11:05am Friday 18 August 2017

Incentives and enablers to improve adherence in tuberculosis

This updated review adds to a suite of reviews carried out over the last 12 months evaluating interventions to promote the adherence to treatment for the disease.

The World Health Organization (WHO) currently recommends that people with TB are treated for at least six months to achieve cure. These long durations of treatment can be difficult for patients to complete, especially once they are well and need to return to work. Failure to complete treatment can lead to relapse and even death in individuals, and also has important public health consequences, such as increased TB transmission and the development of drug resistance. Previous reviews undertaken by the CIDG have looked at directly observed therapy (DOTs) and the use of reminder systems in encouraging people to attend appointments and complete treatment.

This latest review has examined the effectiveness of material incentives and enablers, such as financial rewards and the removal of economic barriers by reimbursing travel costs, to encourage those undergoing diagnostic testing or receiving prophylactic or curative treatment to complete their course of treatment. The team of independent editors searched all available data up until June 2015 and included 12 randomized control trials in their updated review.
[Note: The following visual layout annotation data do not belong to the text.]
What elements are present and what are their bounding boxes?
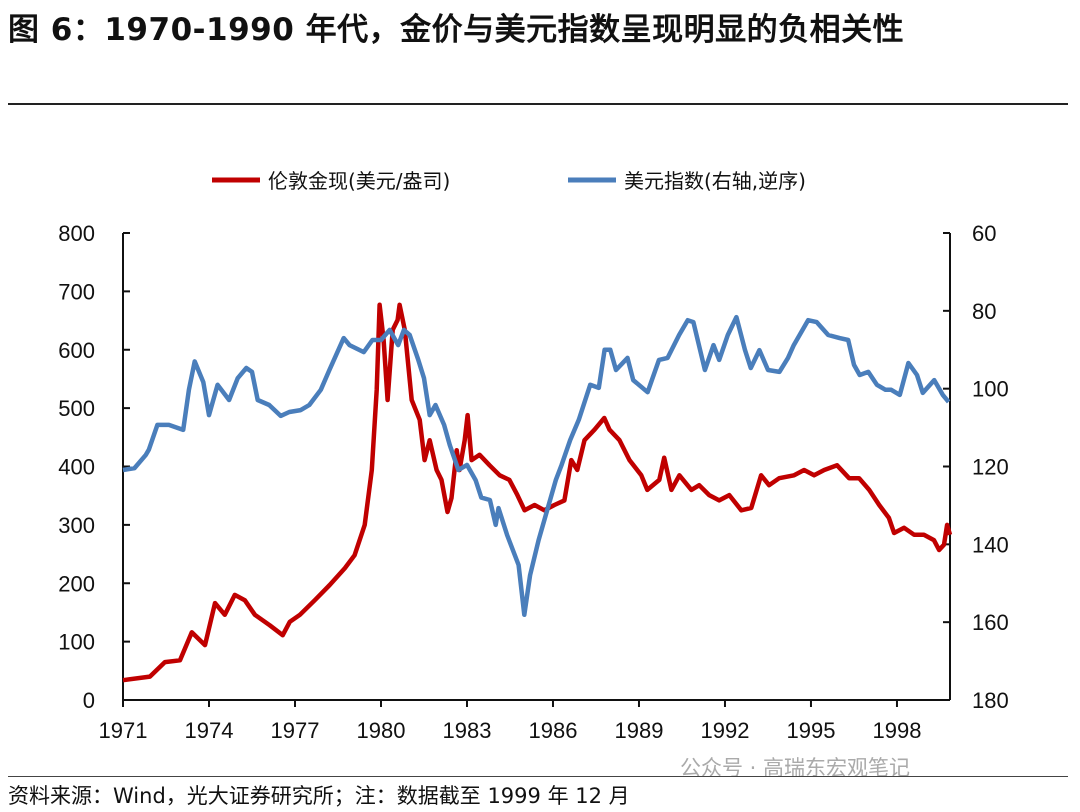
watermark: 公众号 · 高瑞东宏观笔记 [680, 756, 911, 780]
y-left-tick-label: 400 [58, 455, 95, 480]
x-tick-label: 1986 [529, 718, 578, 743]
y-left-tick-label: 800 [58, 221, 95, 246]
legend-label-gold: 伦敦金现(美元/盎司) [268, 169, 450, 193]
y-left-tick-label: 100 [58, 630, 95, 655]
footer-divider [8, 776, 1068, 777]
y-right-tick-label: 120 [972, 455, 1009, 480]
y-right-tick-label: 60 [972, 221, 996, 246]
x-tick-label: 1992 [700, 718, 749, 743]
x-tick-label: 1971 [99, 718, 148, 743]
legend: 伦敦金现(美元/盎司) 美元指数(右轴,逆序) [212, 169, 806, 193]
x-tick-label: 1989 [615, 718, 664, 743]
figure-title: 图 6：1970-1990 年代，金价与美元指数呈现明显的负相关性 [8, 12, 905, 48]
y-left-tick-label: 0 [83, 688, 95, 713]
y-right-tick-label: 140 [972, 532, 1009, 557]
x-tick-label: 1980 [357, 718, 406, 743]
y-left-tick-label: 500 [58, 396, 95, 421]
title-divider [8, 103, 1068, 105]
legend-label-dxy: 美元指数(右轴,逆序) [624, 169, 806, 193]
y-left-tick-label: 600 [58, 338, 95, 363]
gold-price-line [122, 302, 953, 683]
y-left-tick-label: 300 [58, 513, 95, 538]
source-note: 资料来源：Wind，光大证券研究所；注：数据截至 1999 年 12 月 [8, 784, 630, 808]
dollar-index-line [122, 314, 951, 618]
y-right-tick-label: 160 [972, 610, 1009, 635]
x-tick-label: 1995 [786, 718, 835, 743]
y-left-tick-label: 200 [58, 571, 95, 596]
y-right-tick-label: 80 [972, 299, 996, 324]
x-tick-label: 1983 [443, 718, 492, 743]
x-tick-label: 1998 [872, 718, 921, 743]
x-tick-label: 1977 [271, 718, 320, 743]
x-tick-label: 1974 [185, 718, 234, 743]
y-left-tick-label: 700 [58, 279, 95, 304]
y-right-tick-label: 180 [972, 688, 1009, 713]
y-right-tick-label: 100 [972, 377, 1009, 402]
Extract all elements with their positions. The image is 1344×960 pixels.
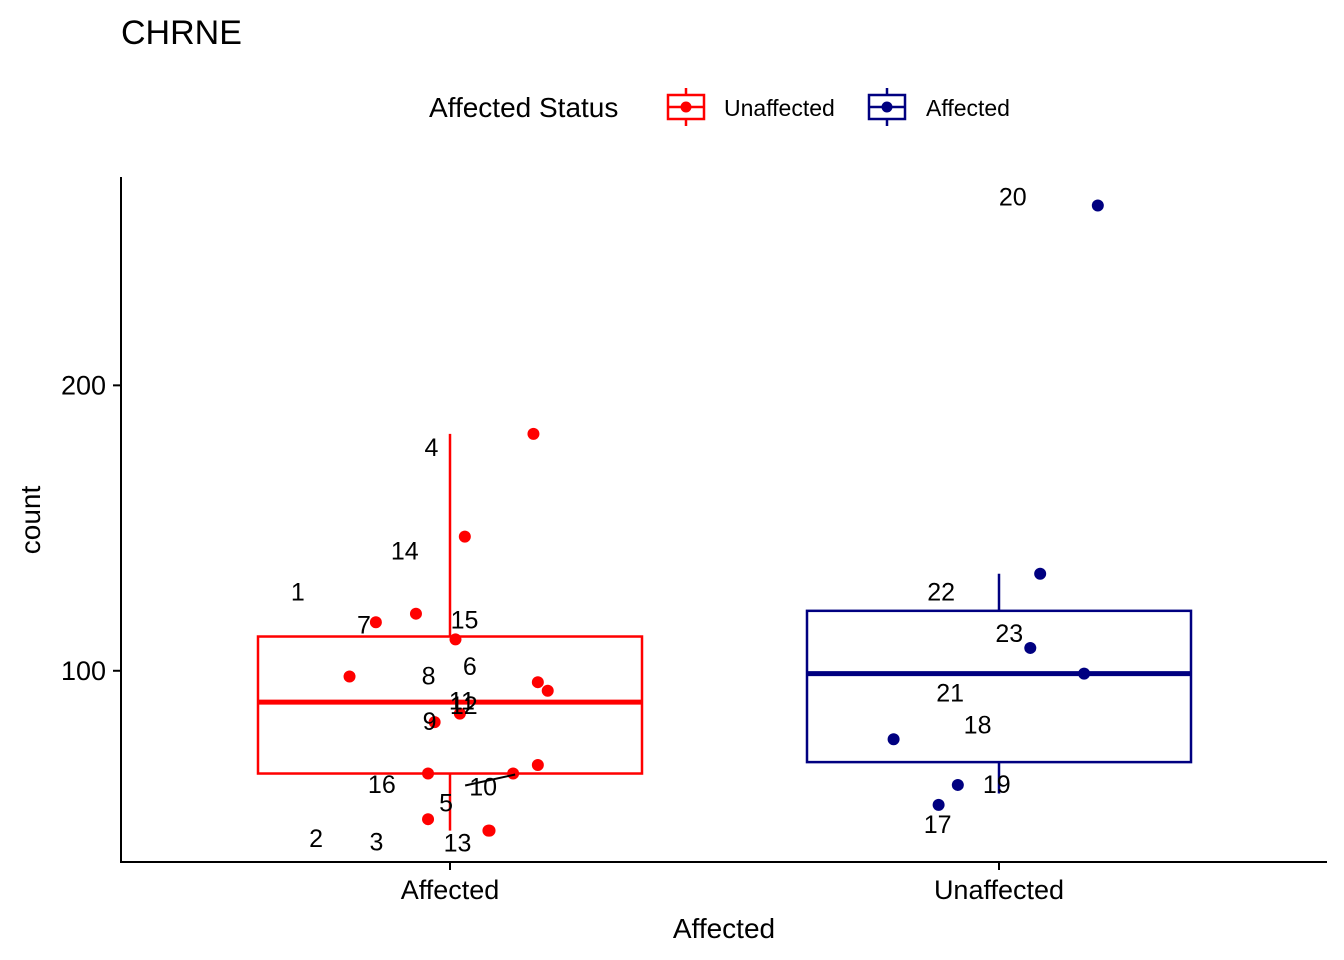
point-label-9: 9 [423,708,437,736]
point-label-12: 12 [450,692,478,720]
point-label-8: 8 [422,662,436,690]
point-label-3: 3 [369,829,383,857]
box-unaffected [805,609,1193,764]
y-tick-label: 200 [61,370,106,400]
point-label-23: 23 [995,620,1023,648]
point-label-15: 15 [451,606,479,634]
data-point-21 [1078,667,1091,680]
point-label-5: 5 [439,790,453,818]
x-tick-label-unaffected: Unaffected [934,875,1064,905]
point-label-6: 6 [463,653,477,681]
x-axis-title: Affected [673,913,775,944]
data-point-10 [507,767,520,780]
point-label-19: 19 [983,771,1011,799]
point-label-13: 13 [444,830,472,858]
legend-title: Affected Status [429,92,618,123]
data-point-7 [409,607,422,620]
point-label-18: 18 [964,711,992,739]
point-label-2: 2 [309,825,323,853]
point-label-21: 21 [936,680,964,708]
data-point-14 [458,530,471,543]
data-point-18 [887,733,900,746]
data-point-6 [531,676,544,689]
data-point-17 [932,798,945,811]
x-tick-label-affected: Affected [401,875,500,905]
point-label-11: 11 [449,688,475,716]
data-point-8 [343,670,356,683]
data-point-15 [449,633,462,646]
point-label-20: 20 [999,184,1027,212]
point-label-22: 22 [927,579,955,607]
legend-key-affected [867,88,907,126]
point-label-7: 7 [357,612,371,640]
legend: Affected Status Unaffected Affected [429,88,1010,126]
data-point-22 [1034,567,1047,580]
point-label-1: 1 [291,578,305,606]
y-tick-label: 100 [61,656,106,686]
leader-line-10 [464,773,516,787]
data-point-20 [1091,199,1104,212]
box-affected [256,635,644,775]
point-label-17: 17 [924,811,952,839]
legend-key-unaffected [666,88,706,126]
data-point-1 [369,616,382,629]
y-axis-title: count [15,486,46,555]
data-point-9 [428,716,441,729]
points-layer [343,199,1104,837]
point-label-14: 14 [391,538,419,566]
data-point-16 [531,758,544,771]
data-point-4 [527,427,540,440]
data-point-11 [453,707,466,720]
legend-label-unaffected: Unaffected [724,95,835,121]
point-label-4: 4 [424,434,438,462]
boxes-layer [256,433,1193,831]
data-point-12 [541,684,554,697]
legend-label-affected: Affected [926,95,1010,121]
chart-title: CHRNE [121,14,242,52]
data-point-13 [483,824,496,837]
data-point-2 [422,813,435,826]
data-point-23 [1024,641,1037,654]
data-point-19 [951,778,964,791]
point-label-16: 16 [368,771,396,799]
point-label-10: 10 [469,774,497,802]
data-point-5 [422,767,435,780]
The authors concluded that while material incentives and enablers may have some positive short term effects on clinic attendance, they may have little or no effect on improving the outcomes of patients on treatment for active TB. However they found that there was insufficient evidence to understand how they may improve long term adherence to treatment, and concluded that further trials of alternative incentives and enablers were needed.

LSTM’s Professor Paul Garner, Co-ordinating Editor of CIDG, said: “TB remains an important health problem and the development of drug resistance means that understanding the problems with adherence is vital. The systematic reviews carried out by CIDG are providing an evidence base on which policy makers can assess the impact of an intervention and make informed decisions about its likely success.”

The Cochrane Infectious Diseases Group has been in operation since 1994. With over 600 authors from 52 countries it is led by Professor Paul Garner and its editorial base is located at LSTM.